When the idea to move a substantial mass of the Beeb to the former dockland area on the far side of Salford,
it was met with doubt, derision and denial. Many in the capital’s media cliques thought it would never really happen and scoffed at the notion that successful programming could be created anywhere that far north of Oxford. But the time for skepticism has passed. The project is happening and shows (mostly radio) are already being made at Media City. Before long BBC Breakfast, almost all of 5Live and all children’s shows will be created there.
Presenters, staff and unions have been up in arms. How can their employer seriously expect them to leave London and relocate? It is so unfair – they claim. To an extent I do have some sympathy with anyone who has been disrupted by changes within the organisation for which they work. It can be a huge upheaval and genuinely unwelcome. But guess what? Companies have taken decisions like these many times before. Either for strategic, financial or market reasons, they have relocated (sometimes to other countries) and insisted their employees move with them or move on. However unpleasant these instances have been, they have always gone largely unreported outside the business pages, because they are really little more than the cut and thrust of the fragile, commercial world of employment.

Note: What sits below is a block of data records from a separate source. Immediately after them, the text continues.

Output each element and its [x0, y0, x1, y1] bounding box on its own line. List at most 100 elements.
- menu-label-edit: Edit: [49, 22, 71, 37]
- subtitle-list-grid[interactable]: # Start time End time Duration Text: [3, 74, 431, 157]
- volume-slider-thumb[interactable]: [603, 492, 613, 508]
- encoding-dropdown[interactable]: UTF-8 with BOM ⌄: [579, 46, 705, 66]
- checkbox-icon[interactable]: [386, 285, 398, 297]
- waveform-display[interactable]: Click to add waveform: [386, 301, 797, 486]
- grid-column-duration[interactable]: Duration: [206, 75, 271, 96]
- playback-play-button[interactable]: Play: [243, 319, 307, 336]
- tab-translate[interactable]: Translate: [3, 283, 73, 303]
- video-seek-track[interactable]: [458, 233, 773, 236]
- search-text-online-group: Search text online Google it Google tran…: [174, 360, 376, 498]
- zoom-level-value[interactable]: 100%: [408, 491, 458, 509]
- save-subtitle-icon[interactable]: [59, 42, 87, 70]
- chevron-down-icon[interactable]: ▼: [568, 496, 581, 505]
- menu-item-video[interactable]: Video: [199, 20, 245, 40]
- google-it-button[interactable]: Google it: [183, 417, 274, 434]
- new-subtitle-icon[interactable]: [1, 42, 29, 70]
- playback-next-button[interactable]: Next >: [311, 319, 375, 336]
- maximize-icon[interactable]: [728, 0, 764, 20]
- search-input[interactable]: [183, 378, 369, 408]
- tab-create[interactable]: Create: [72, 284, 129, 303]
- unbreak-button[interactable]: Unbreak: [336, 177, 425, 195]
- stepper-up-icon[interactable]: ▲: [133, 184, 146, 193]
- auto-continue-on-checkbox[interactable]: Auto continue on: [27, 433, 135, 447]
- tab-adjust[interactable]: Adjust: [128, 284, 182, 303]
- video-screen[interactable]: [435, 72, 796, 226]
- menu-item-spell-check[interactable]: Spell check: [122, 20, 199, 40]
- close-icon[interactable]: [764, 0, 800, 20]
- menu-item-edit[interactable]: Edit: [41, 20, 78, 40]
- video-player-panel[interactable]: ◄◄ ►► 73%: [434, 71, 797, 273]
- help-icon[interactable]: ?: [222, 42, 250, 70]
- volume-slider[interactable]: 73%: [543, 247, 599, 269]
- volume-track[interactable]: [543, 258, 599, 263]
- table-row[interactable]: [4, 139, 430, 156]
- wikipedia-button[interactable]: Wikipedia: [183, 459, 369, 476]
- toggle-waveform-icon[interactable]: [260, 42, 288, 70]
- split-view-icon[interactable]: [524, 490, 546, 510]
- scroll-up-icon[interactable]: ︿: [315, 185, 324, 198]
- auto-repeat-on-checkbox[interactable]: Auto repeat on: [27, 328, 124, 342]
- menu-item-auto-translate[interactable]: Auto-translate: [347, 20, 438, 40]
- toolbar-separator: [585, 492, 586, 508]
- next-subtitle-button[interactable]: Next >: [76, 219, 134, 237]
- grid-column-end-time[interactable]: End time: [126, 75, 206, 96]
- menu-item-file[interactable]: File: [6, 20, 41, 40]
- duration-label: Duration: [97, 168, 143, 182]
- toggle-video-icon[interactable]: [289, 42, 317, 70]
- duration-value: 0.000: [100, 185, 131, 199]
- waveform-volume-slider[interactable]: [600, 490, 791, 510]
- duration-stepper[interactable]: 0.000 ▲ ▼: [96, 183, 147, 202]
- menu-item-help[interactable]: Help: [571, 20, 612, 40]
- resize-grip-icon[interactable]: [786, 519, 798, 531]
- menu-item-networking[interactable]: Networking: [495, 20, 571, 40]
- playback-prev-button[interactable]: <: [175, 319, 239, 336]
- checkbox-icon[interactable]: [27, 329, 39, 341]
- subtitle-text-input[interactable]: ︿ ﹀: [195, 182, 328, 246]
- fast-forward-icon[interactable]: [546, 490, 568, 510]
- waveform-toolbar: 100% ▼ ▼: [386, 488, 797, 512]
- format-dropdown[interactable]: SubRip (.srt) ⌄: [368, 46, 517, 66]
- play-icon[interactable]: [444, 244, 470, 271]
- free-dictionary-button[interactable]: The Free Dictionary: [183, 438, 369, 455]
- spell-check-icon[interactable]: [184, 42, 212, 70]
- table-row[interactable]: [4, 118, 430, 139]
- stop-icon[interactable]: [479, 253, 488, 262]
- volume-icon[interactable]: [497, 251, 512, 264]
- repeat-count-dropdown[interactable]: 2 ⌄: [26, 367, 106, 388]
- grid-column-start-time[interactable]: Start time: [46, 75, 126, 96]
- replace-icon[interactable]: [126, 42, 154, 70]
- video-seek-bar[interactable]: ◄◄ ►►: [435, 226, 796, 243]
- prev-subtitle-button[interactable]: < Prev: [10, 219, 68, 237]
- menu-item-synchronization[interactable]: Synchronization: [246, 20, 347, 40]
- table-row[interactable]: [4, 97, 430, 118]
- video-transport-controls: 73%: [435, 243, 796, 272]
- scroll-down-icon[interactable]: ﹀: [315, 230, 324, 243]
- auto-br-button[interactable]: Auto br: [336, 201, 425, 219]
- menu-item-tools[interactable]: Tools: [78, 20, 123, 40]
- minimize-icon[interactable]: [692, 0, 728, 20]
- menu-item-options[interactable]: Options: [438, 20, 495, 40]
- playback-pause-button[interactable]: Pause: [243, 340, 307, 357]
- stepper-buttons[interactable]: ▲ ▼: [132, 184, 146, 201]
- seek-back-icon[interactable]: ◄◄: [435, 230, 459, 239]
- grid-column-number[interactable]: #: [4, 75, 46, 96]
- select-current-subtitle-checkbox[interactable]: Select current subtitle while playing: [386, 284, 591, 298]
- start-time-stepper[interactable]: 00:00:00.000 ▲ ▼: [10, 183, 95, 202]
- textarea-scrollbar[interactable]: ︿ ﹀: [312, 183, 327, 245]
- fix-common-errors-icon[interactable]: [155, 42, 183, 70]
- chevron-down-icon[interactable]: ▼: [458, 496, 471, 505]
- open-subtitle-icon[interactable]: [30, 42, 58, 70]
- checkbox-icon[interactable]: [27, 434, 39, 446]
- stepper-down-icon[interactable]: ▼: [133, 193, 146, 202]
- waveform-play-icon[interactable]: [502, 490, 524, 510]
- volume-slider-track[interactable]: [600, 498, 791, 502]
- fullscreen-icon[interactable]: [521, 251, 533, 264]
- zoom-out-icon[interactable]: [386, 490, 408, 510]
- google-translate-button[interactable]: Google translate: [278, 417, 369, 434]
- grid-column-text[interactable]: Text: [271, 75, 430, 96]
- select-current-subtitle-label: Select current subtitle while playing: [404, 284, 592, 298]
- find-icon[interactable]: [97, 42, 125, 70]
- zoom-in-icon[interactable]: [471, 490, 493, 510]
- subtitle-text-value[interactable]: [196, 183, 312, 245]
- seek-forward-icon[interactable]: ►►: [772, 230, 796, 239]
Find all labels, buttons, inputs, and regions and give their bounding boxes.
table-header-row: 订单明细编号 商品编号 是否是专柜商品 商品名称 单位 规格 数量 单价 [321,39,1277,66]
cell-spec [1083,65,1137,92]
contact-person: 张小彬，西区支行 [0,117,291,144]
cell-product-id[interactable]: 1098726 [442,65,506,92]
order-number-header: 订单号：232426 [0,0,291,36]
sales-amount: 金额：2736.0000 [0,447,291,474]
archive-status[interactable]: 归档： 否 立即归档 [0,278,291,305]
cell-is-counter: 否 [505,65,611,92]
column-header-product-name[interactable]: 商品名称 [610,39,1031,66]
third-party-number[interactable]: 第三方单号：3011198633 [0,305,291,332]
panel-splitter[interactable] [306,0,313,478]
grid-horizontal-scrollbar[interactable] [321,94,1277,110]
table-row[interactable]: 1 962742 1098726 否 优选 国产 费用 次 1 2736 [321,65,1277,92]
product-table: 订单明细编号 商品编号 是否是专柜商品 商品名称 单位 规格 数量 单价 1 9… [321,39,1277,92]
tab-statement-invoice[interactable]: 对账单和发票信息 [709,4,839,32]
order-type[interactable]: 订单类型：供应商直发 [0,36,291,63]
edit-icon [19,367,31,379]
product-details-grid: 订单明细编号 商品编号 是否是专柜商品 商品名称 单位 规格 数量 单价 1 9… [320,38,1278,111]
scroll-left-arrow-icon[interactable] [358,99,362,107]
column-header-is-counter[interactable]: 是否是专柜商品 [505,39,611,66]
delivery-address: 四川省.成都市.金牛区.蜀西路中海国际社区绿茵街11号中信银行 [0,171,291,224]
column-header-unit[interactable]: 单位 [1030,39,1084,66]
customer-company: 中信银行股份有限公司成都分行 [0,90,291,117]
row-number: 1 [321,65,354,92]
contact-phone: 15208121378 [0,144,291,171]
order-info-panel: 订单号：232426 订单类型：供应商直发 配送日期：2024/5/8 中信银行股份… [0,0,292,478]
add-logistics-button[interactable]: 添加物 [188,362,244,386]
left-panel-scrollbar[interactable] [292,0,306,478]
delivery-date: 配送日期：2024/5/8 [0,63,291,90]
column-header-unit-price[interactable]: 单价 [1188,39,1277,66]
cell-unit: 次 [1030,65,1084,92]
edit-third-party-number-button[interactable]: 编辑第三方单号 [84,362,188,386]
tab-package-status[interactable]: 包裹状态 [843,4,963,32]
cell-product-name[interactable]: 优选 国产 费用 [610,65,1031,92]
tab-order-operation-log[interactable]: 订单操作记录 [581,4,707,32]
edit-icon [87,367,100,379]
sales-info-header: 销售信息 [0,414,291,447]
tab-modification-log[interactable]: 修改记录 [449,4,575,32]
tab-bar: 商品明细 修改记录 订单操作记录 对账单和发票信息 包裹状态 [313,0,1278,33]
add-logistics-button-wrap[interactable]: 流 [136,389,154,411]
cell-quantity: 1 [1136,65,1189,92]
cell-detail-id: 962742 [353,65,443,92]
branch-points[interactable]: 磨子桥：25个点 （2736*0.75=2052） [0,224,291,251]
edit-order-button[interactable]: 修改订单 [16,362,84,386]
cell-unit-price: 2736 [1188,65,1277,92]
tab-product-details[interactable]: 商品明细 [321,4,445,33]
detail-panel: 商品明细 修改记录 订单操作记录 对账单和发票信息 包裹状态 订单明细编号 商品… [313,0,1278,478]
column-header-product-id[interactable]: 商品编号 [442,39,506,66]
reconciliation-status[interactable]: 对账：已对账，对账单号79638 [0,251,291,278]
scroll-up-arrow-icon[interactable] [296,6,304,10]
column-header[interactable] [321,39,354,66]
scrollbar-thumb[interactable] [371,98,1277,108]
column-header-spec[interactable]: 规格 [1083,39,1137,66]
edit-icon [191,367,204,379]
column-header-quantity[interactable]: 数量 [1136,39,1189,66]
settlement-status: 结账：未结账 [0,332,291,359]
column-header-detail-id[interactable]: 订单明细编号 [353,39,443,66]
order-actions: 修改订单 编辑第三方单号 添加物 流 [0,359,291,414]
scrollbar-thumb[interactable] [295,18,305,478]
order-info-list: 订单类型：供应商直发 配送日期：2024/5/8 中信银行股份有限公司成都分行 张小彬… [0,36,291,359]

However, when a similar arrangement involves lifting myriad journalists, writers, presenters and producers out of the metropolis, it is deemed such a blow to their self-image and self-respect, it is tantamount to a national crisis. Even though covering the events and activities of a nation from one city in the south east clearly defies good sense and logic.
Of course, the media has always been particularly guilty of such regionalism. I don’t perceive engineering companies indulging in a pecking order based on their proximity to Trafalgar Square, nor construction firms or opticians. But the advertising, broadcasting, design and creative industries have persistently had a foolish hang up about their post codes. Despite some of the finest creative work being produced in the regions. - Aardman Animations (Wallace & Grommit) are in Bristol, director Shane Meadows is Nottingham based, award winning brand agency The Attik are in Huddersfield – there is still an enormous bias towards London. Indeed, in my time in the advertising business I have seen accounts and clients gravitate to the capital for no other reason than it is … well … the capital.
This attitude is not only tiresome, counter productive and a little silly – in a digital age, it is completely archaic.
Moving a swathe of the BBC to Salford Quays may inconvenience a few people, upset one or two egos and drive the more stubborn souls out of the corporation. But if it lifts the creative industries out of a single-city mentality and into a more inclusive frame of mind, I am all for it.